On Weathering illustrates the complex nature of the architectural project by taking into account its temporality, linking technical problems of maintenance and decay with a focused consideration of their philosophical and ethical implications.In a clear and direct account supplemented by many photographs commissioned for this book, Mostafavi and Leatherbarrow examine buildings and other projects from Alberti to Le Corbusier to show that the continual refinishing of the building by natural forces adds to, rather than detracts from, architectural meaning. Their central discovery, that weathering makes the "final" state of the construction necessarily indefinite, challenges the conventional notion of a building's completeness. By recognizing the inherent uncertainty and inevitability of weathering and by viewing the concept of weathering as a continuation of the building process rather than as a force antagonistic to it, the authors offer alternative readings of historical constructions and potential beginnings for new architectural projects.
Mohsen Mostafavi (1954) is an Iranian-American architect and educator. He is the Dean and Alexander and Victoria Wiley Professor at the Harvard Graduate School of Design. He has been the Gale and Ira Drukier Dean of the College of Architecture, Art and Planning at Cornell University, and the Chairman of the Architectural Association School of Architecture in London.
A quiet but provocative little argument. Renaissance architects used rustication as an expressive tool and understood how water and wind would age their work.
Modernist architects, since the start, since Corbusier, have put forth the fiction of the building's surfaces as hygienic, pure - white - blank slates. Guess who wins?
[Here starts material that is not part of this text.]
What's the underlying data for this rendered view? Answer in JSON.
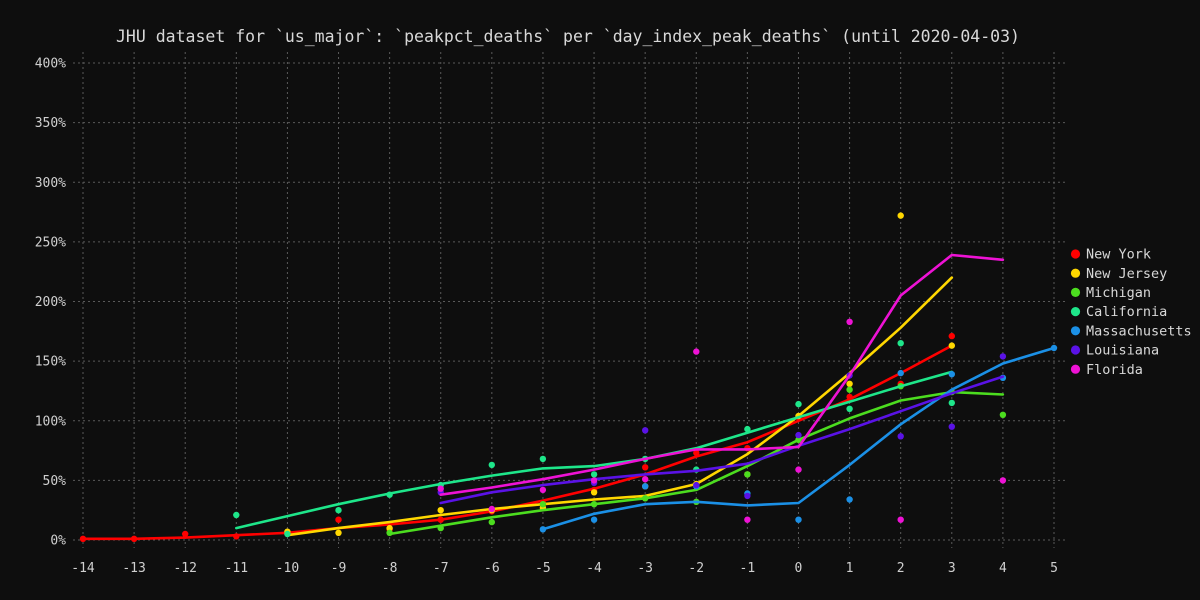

This book was a huge contribution to my master’s thesis, now completed —ahem— 21 years ago. Someone pejoratively accused it of being a coffee table book, and there are lots of images. But the text is quite useful for design thinking, even today. Our authors frame how a shift in the industrial age with Modernism put an immense emphasis on agelessness, sanitized perfection and experimental “progress” which translated to using new materials and construction methods to create flat, white boxes. While there is great variety in the Modern ouevre, the thrust of this particular agenda towards lightness, health, etc was overpowering. The author’s make a sound argument that to this day, architects and lay-people alike, embrace newness, maintenance-free materials and eschew the marks of aging or wear and tear. However, history demonstrates a more nuanced understanding by earlier master builders and the myriad black and white images throughout the book bear witness. The open question that fascinated me then and still does today is how designers can celebrate the ambiguity between a building’s birth and demise and plan for weathering to enhance ever-evolving character. The architect cannot assume a building should be embalmed in appearance and function when handing the keys to the owner, but needs to anticipate the greater arc of occupancy and aging. The marks of weathering can be a design asset, imparting beneficial character for everyone’s delight.
Very easy to read! An overview of the role of weathering in architecture by comparing works from the Reinassace period with others of the Modern era. It's a "surface" approach enlightening questions on the inherent transformation of any building by natural causes.
Inevitable natural forces that thoroughly leave its trance on building skins, lessons and comparisons from the past to modern age with explanations on how they react and develop to be meaningfully aged with weathering.